Gino pulled back the cuff of one of her fine leather gloves and exposed a bejeweled Swiss watch which racked up the dollar signs on an already expensive inventory of personal effects. “Look at this, Leo. And her clothes sure as hell didn’t come from Target, and that coat is chinchilla. Seventy grand at least. She so doesn’t belong here, so why is she here?”
“That’s the question of the day.”
“She’s still wearing her gloves.”
Magozzi lifted a shoulder, contemplating a small detail when there were so many bigger, mystifying details to worry about. “Yeah. So maybe she just got here before she was shot. Or maybe she wasn’t planning on staying at all, asking for directions or something. Or she had poor circulation, or warts she wanted to keep covered. I think that goes in the pending bin for now. We’ve got bigger questions.”
“Ain’t that the truth.”
Magozzi stood up and stepped back, worrying his lower lip with his teeth. “Seriously? Seventy grand for a chinchilla coat?”
“Oh, yeah. Adjusting for inflation, of course.”
“Tell me why you know this.”
“I know this because I used to hang out with Donnie Bergstrom in the fifth grade, and his dad had a bunch of chinchillas in cages in the basement, and they were so soft and cute, we used to go down and play with them until we got yelled at to leave the animals alone. So one day, Donnie and I go downstairs and the chinchillas are all gone. I asked where they went, and Donnie told me his dad killed them when they got big enough, because the pelts were worth a fortune, which explained why Donnie had a big house and a foosball table, and real-live arcade games. I spent the whole night crying my eyes out.”
“That . . . really sucks.”
“Not as bad as this sucks, Leo. We’ve got a woman dressed to the nines with a goldmine of swag on her person nobody bothered to take, no signs of sexual assault that I can see, shot to death in the home of an elderly couple, and a possibly kidnapped, terminally ill old man. You want to take a stab at that?”
Magozzi looked around the small house, reminded again that these were not people of means. “If Alvin Keller was kidnapped, it wasn’t for ransom. Besides, this won’t be our case for long.”
“Thank God for small favors.”
Magozzi tipped his head, studying a faded, framed print of the Last Supper on the far wall while he waited for Gino to march out one of his crazy theories, but he wasn’t talking. It was actually disappointing. “Are you speculating or sleeping?”
“I don’t like the timeline. I mean, how lon
g does it take to go to the corner market?”
“Probably not very long.”
“Exactly. So this rich lady pops into an unlikely place. A jealous ex is following her, confronts her in a stranger’s house, then the jealous ex maybe kidnaps the only witness, or kills him, and right now he’s on the way to a body dump, all during the wife’s trip to the store. Yep. Happens all the time in Weirdville.”
“We don’t really know if she was a stranger. Vivian didn’t know her, but maybe Alvin did. Bottom line, we need to get her ID’d and we need to find out more about Alvin and Vivian Keller.”

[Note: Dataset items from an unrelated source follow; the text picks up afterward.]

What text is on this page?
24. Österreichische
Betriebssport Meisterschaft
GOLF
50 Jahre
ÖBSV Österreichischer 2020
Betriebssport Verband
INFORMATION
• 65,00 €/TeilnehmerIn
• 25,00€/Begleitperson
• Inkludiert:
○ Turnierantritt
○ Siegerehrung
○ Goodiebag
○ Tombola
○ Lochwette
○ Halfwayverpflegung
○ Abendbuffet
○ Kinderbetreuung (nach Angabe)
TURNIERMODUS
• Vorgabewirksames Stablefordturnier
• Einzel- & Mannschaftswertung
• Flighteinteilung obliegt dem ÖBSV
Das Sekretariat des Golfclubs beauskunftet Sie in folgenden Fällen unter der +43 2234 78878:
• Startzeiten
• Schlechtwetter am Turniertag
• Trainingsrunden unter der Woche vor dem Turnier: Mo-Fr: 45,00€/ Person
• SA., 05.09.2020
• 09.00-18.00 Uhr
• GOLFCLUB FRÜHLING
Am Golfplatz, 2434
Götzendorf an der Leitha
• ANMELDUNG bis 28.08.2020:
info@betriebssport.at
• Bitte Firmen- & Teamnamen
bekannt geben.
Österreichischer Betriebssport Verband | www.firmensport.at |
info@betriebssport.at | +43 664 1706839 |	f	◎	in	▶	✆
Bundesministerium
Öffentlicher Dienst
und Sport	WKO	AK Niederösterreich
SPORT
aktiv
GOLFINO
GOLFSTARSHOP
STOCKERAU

Brady came in through the front door, his cheeks red from the cold. “BOLO is out. Backup is on the way. I’m going to get back out there and start talking to people.”
“Good work, Brady.” Magozzi looked out the front window and saw a few timid rubberneckers in full-on winter regalia gathering on the sidewalk. “Start running plates on the cars parked on the street, too. Our victim got here somehow.”
“Sure thing, Detectives.”
Gino pulled out his cell and started dialing. “I’ll get on the cab companies, see if she was a fare. You’d remember somebody like this lady.”

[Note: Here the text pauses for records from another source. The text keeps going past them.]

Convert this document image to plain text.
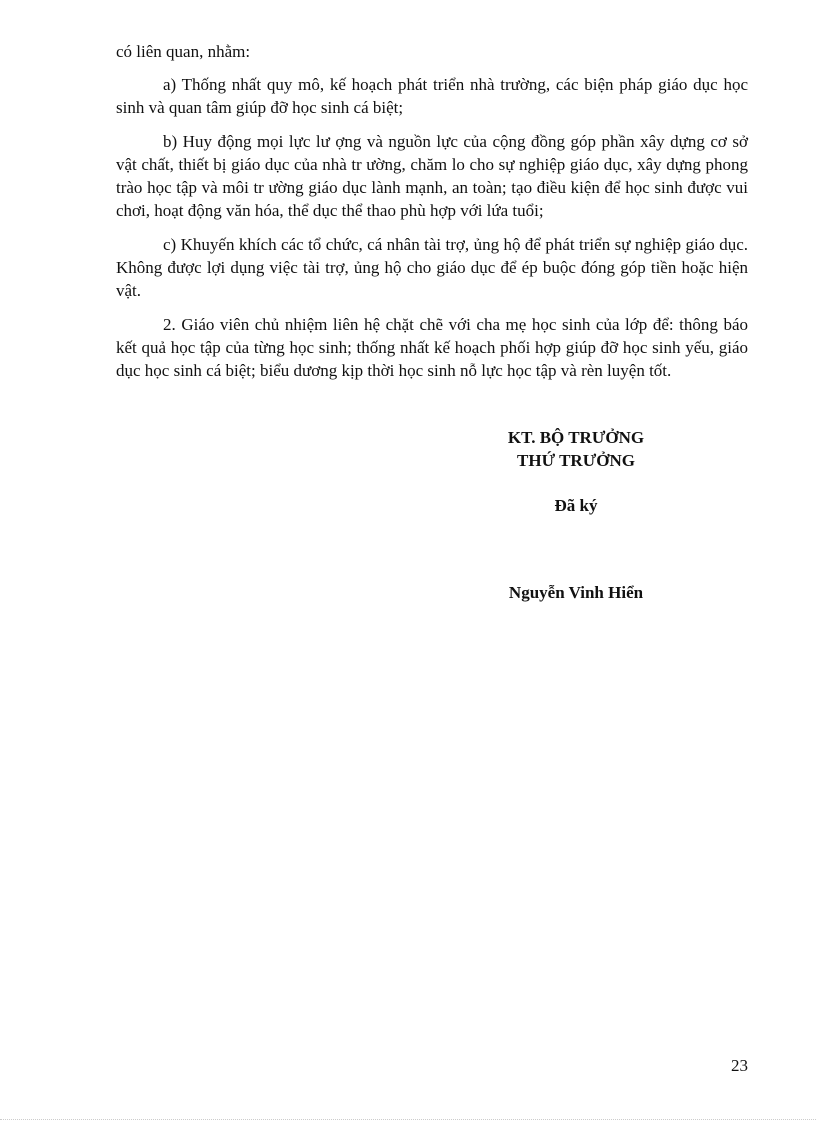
có liên quan, nhằm:

a) Thống nhất quy mô, kế hoạch phát triển nhà trường, các biện pháp giáo dục học sinh và quan tâm giúp đỡ học sinh cá biệt;

b) Huy động mọi lực lư ợng và nguồn lực của cộng đồng góp phần xây dựng cơ sở vật chất, thiết bị giáo dục của nhà tr ường, chăm lo cho sự nghiệp giáo dục, xây dựng phong trào học tập và môi tr ường giáo dục lành mạnh, an toàn; tạo điều kiện để học sinh được vui chơi, hoạt động văn hóa, thể dục thể thao phù hợp với lứa tuổi;

c) Khuyến khích các tổ chức, cá nhân tài trợ, ủng hộ để phát triển sự nghiệp giáo dục. Không được lợi dụng việc tài trợ, ủng hộ cho giáo dục để ép buộc đóng góp tiền hoặc hiện vật.

2. Giáo viên chủ nhiệm liên hệ chặt chẽ với cha mẹ học sinh của lớp để: thông báo kết quả học tập của từng học sinh; thống nhất kế hoạch phối hợp giúp đỡ học sinh yếu, giáo dục học sinh cá biệt; biểu dương kịp thời học sinh nỗ lực học tập và rèn luyện tốt.

KT. BỘ TRƯỞNG
THỨ TRƯỞNG
Đã ký
Nguyễn Vinh Hiển
23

While Gino made his call, Magozzi checked in with Hennepin County Medical Center to see how Vivian was doing. The nurse put him on hold, so he wandered around the house, looking for something, anything.

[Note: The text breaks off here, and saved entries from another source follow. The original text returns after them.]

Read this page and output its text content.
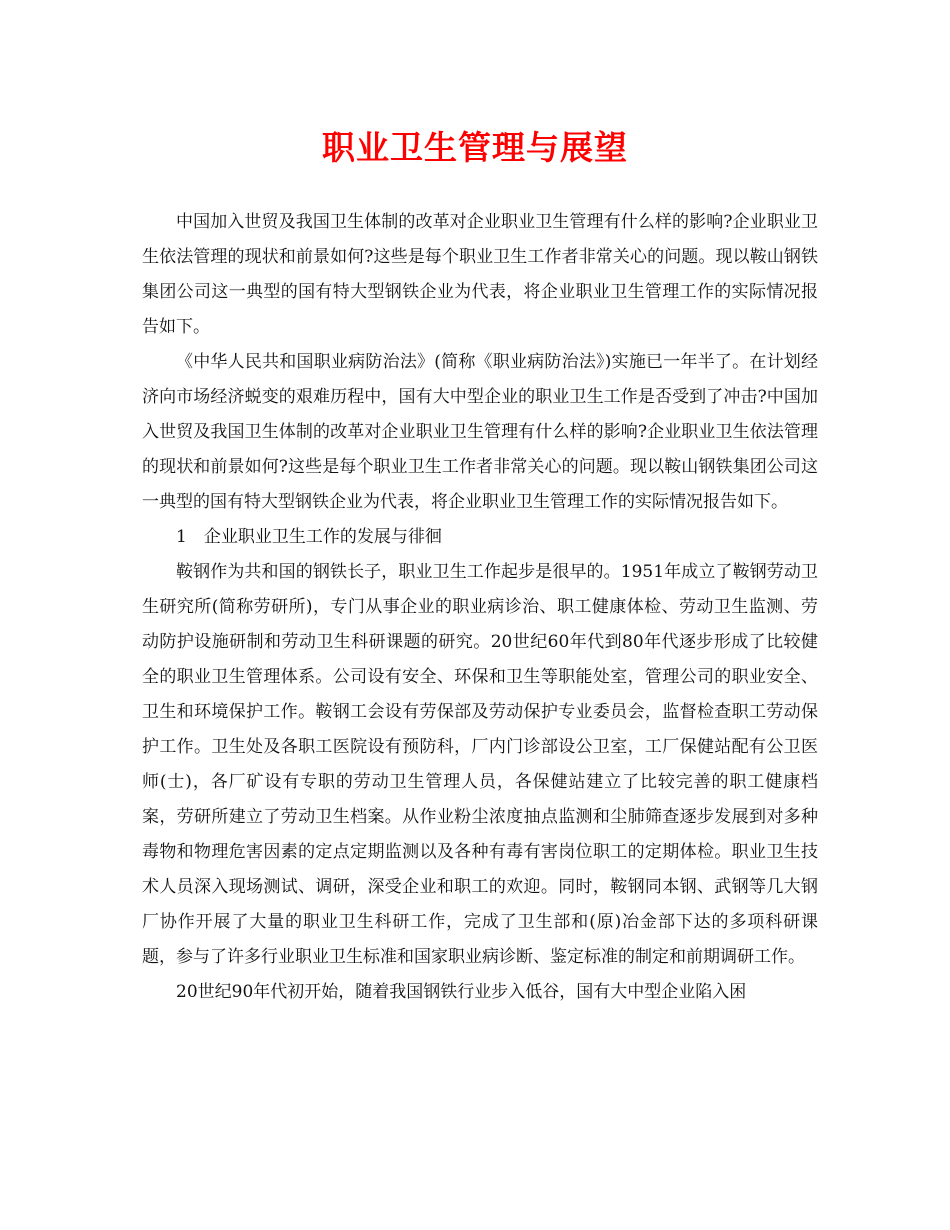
职业卫生管理与展望

中国加入世贸及我国卫生体制的改革对企业职业卫生管理有什么样的影响?企业职业卫生依法管理的现状和前景如何?这些是每个职业卫生工作者非常关心的问题。现以鞍山钢铁集团公司这一典型的国有特大型钢铁企业为代表，将企业职业卫生管理工作的实际情况报告如下。

《中华人民共和国职业病防治法》(简称《职业病防治法》)实施已一年半了。在计划经济向市场经济蜕变的艰难历程中，国有大中型企业的职业卫生工作是否受到了冲击?中国加入世贸及我国卫生体制的改革对企业职业卫生管理有什么样的影响?企业职业卫生依法管理的现状和前景如何?这些是每个职业卫生工作者非常关心的问题。现以鞍山钢铁集团公司这一典型的国有特大型钢铁企业为代表，将企业职业卫生管理工作的实际情况报告如下。

1　企业职业卫生工作的发展与徘徊

鞍钢作为共和国的钢铁长子，职业卫生工作起步是很早的。1951年成立了鞍钢劳动卫生研究所(简称劳研所)，专门从事企业的职业病诊治、职工健康体检、劳动卫生监测、劳动防护设施研制和劳动卫生科研课题的研究。20世纪60年代到80年代逐步形成了比较健全的职业卫生管理体系。公司设有安全、环保和卫生等职能处室，管理公司的职业安全、卫生和环境保护工作。鞍钢工会设有劳保部及劳动保护专业委员会，监督检查职工劳动保护工作。卫生处及各职工医院设有预防科，厂内门诊部设公卫室，工厂保健站配有公卫医师(士)，各厂矿设有专职的劳动卫生管理人员，各保健站建立了比较完善的职工健康档案，劳研所建立了劳动卫生档案。从作业粉尘浓度抽点监测和尘肺筛查逐步发展到对多种毒物和物理危害因素的定点定期监测以及各种有毒有害岗位职工的定期体检。职业卫生技术人员深入现场测试、调研，深受企业和职工的欢迎。同时，鞍钢同本钢、武钢等几大钢厂协作开展了大量的职业卫生科研工作，完成了卫生部和(原)冶金部下达的多项科研课题，参与了许多行业职业卫生标准和国家职业病诊断、鉴定标准的制定和前期调研工作。

20世纪90年代初开始，随着我国钢铁行业步入低谷，国有大中型企业陷入困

There were no pictures of kids or grandkids, which probably meant that Vivian and Alvin didn’t have any. There was a curio cabinet in the tiny dining room that had porcelain figurines of cats and dogs, but no signs of any current pets. He found an address book that was in a kitchen cabinet next to an ancient, wall-mounted rotary phone that probably had antique value by now. No answering machine.